Sonderwunschmanagement
Verwaltung individueller Käuferwünsche bei Neubauprojekten. CRM-gestützte Automatisierung reduziert den erheblichen Zeitaufwand im Vertriebsprozess.
Soziodemografie
Statistische Merkmale einer Bevölkerungsgruppe wie Alter, Einkommen, Bildung und Haushaltsstruktur. Grundlage für Zielgruppenanalyse und Standortbewertung.
T
Teilverkauf
Verkauf eines Anteils an einer Immobilie bei gleichzeitigem Wohnrecht. Digitale Vertriebsstrategien ermöglichen effiziente Kundenansprache für dieses Nischenprodukt.
Tokenisierung
Digitale Abbildung von Vermögenswerten als Token auf einer Blockchain. Ermöglicht den Handel von Immobilienanteilen in kleinen Stückelungen und erhöht die Liquidität.
Transaktionsdaten
Daten aus tatsächlich abgeschlossenen Immobilientransaktionen.
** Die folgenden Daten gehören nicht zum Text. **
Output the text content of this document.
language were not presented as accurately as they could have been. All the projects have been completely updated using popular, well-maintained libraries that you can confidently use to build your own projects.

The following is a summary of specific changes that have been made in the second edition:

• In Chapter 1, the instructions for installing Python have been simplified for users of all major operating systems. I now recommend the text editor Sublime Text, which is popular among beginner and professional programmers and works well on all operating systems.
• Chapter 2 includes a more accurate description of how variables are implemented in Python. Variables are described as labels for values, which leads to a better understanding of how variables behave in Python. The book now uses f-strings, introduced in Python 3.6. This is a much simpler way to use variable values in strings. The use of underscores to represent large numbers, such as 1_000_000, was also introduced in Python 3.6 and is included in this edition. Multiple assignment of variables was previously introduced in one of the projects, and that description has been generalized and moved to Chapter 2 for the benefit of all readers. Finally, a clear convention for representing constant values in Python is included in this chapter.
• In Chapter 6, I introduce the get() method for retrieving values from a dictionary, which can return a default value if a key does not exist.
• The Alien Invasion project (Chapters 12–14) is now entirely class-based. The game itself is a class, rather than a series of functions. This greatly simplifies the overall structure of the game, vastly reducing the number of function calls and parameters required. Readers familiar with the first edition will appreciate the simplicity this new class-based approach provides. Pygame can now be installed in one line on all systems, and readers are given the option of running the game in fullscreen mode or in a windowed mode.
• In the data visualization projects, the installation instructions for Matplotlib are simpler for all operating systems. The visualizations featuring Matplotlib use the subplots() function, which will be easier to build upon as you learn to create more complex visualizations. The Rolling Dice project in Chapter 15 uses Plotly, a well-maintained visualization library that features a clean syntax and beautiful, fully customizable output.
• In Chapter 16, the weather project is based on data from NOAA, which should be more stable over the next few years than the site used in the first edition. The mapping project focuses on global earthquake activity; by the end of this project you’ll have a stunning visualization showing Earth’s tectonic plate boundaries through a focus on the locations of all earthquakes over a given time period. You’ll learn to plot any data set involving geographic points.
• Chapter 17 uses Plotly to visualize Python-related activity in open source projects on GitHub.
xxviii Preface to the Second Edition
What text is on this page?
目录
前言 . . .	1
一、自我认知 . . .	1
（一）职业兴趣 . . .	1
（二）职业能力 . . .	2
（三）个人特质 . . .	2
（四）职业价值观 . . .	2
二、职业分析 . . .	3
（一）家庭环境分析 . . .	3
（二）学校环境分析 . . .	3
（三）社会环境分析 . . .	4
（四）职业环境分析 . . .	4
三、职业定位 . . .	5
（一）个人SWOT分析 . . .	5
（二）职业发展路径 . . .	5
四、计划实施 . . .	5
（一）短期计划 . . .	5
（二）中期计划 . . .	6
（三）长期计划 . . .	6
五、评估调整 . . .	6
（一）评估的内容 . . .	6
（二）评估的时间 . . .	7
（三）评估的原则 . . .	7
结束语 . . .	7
Bilden den realen Markt ab und sind die verlässlichere Grundlage für Bewertungen als Angebotsdaten.
V
Vertikale Integration
Erweiterung der eigenen Wertschöpfungskette um vor- oder nachgelagerte Stufen. In der Immobilienwirtschaft z.B. die Kombination von Projektentwicklung, Vertrieb und Verwaltung.
Virtual Prototyping
Digitale Simulation und Visualisierung eines Bauprojekts vor Baubeginn. Ermöglicht datengestützte Produktentscheidungen und frühe Kundenansprache.
Vollerhebung
Datenmethodik, bei der sämtliche verfügbaren Datenpunkte erfasst werden, im Gegensatz zur Stichprobe. Smart-Data-Anbieter streben Vollerhebungen aller Immobilienangebote an.
W
Wertschöpfungskette
Die Abfolge aller wertschöpfenden Aktivitäten von der Grundstücksidentifikation bis zum Asset-Management. Digitalisierung ermöglicht neue Verknüpfungen und Geschäftsmodelle.
White-Label
Technologielösung, die unter der Marke des Kunden betrieben wird. Im Finanzvertrieb ermöglichen White-Label-Zeichnungsstrecken Emittenten einen eigenen digitalen Marktzugang ohne eigene Entwicklung.
Z
Zielgruppenbildung
Systematische Segmentierung potenzieller Kunden nach definierten Merkmalen. Datenbasierte Zielgruppenbildung ermöglicht effiziente und personalisierte Ansprache.